O galo canta as seis da manhã. Um galo real e não metafórico. Ele canta em algum lugar longe de casa, mas posso ouvi-lo por conta do imenso silêncio deste vale. Não sabia que podia haver tanto silêncio no mundo. Ouço minha própria respiração, o som das folhas arrastadas pelo vento, mais nada. Só experimentei algo parecido quando no auge das reformas do vizinho, no meu agora antigo apartamento, adotei tampões de ouvido para trabalhar em casa enquanto as máquinas gritavam e moíam tijolos em algum dos muitos apartamentos abaixo de mim.
A casa silenciosa tem uma jabuticabeira no quintal da frente, que dá fruto o ano inteiro e faz sucesso na vizinhança. Fui alertado sobre antigos acordos que permitem a livre colheita por alguns dos membros desta sociedade: crianças, velhos, pássaros e coletores de material reciclável. O alerta veio com tom profético, como uma lei antiga e imutável que prometi que seria respeitada, salvo se minha cachorra encontrasse as jabuticabas primeiro. Até o momento ela não as descobriu, assim como também não descobriu que existe espaço mais do que o suficiente se ela quiser passar entre as grades do portão e ir para a rua.
A vida aqui é calma e boa. Estranho pensar que continuo na mesma cidade barulhenta, onde o trânsito é uma espécie de Deus nervoso que controla a vida das pessoas. Aqui os carros param para você atravessar, as pessoas dão bom dia na rua e os cães tem prioridade no espaço. Estou numa espécie de outra dimensão onde dá até para esquecer o quanto o mundo é horrível. Difícil explicar como isso é possível.
Acho que a casa me recebeu bem. Ela é uma velha senhora, cheia de caprichos e que precisa de cuidados, mas não se opôs em nenhum momento a minha chegada. Examinei suas feridas, e prometi que com o tempo vamos saná-las. Rachaduras, buracos e tacos soltos. É o mínimo que posso fazer em troca da paz que ela me oferta.
A própria gravidade parece diferente nesse lugar. Tudo é mais leve, o espaço se expande, o tempo dilata e nos envolve de forma que caberia a Einstein ou Drummond explicar, misturando matemática e poesia.

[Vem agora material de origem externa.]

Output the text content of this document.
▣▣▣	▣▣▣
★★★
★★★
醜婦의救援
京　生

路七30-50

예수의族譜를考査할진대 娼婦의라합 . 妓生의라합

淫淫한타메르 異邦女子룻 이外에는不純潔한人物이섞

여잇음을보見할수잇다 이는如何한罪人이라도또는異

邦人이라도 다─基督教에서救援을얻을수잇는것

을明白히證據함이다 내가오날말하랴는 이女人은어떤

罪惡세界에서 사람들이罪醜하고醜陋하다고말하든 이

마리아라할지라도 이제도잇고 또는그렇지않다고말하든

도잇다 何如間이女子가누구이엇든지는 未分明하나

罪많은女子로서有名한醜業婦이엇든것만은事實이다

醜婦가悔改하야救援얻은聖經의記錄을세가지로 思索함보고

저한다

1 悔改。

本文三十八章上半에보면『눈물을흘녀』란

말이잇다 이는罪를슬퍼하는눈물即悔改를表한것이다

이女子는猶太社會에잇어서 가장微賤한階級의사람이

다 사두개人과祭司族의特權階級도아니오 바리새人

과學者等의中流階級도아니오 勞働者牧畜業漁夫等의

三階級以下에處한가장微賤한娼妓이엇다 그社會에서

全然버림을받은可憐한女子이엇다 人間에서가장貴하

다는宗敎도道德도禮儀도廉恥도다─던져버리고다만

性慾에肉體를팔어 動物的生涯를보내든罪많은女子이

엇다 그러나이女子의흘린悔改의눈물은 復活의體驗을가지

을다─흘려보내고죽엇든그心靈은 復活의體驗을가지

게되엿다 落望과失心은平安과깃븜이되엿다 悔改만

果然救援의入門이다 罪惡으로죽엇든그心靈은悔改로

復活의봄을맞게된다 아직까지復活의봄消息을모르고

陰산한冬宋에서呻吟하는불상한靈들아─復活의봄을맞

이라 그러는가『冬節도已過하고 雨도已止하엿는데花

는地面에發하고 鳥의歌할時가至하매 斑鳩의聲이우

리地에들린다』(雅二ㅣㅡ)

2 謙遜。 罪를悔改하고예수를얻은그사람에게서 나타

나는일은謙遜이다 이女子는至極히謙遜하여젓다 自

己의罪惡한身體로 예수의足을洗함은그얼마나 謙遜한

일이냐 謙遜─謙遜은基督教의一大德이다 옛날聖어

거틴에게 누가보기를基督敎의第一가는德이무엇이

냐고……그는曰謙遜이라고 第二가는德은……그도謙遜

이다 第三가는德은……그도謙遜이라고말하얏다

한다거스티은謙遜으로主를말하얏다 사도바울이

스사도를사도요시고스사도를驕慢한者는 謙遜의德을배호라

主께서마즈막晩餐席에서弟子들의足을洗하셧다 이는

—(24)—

Posso ser feliz aqui. Os ganchos na varanda aguardam uma rede. As cachorras experimentam lugares diferentes onde tomar sol. Há muito tempo não durmo tão bem e eu não consigo pensar em absolutamente nada do que reclamar, exceto a distância dos amigos. Não uma distância física (estou a vinte minutos do antigo apartamento e a quinze minutos de uma estação me metrô), não é isso. O espaço que se alarga entre nós não pode ser medido em metros. É uma medida mais etérea e profunda, como se estivéssemos cada um do seu lado desta barreira silenciosa.
Os amigos fazem falta, mas me faz ainda mais falta poder compartilhar essas sensações com eles. Escrever sobre isso ajuda e é um alívio em meio a tantos textos difíceis que precisei escrever nos últimos tempos, mas estou ansioso pelo momento em que possam vir ver por si que não estou exagerando.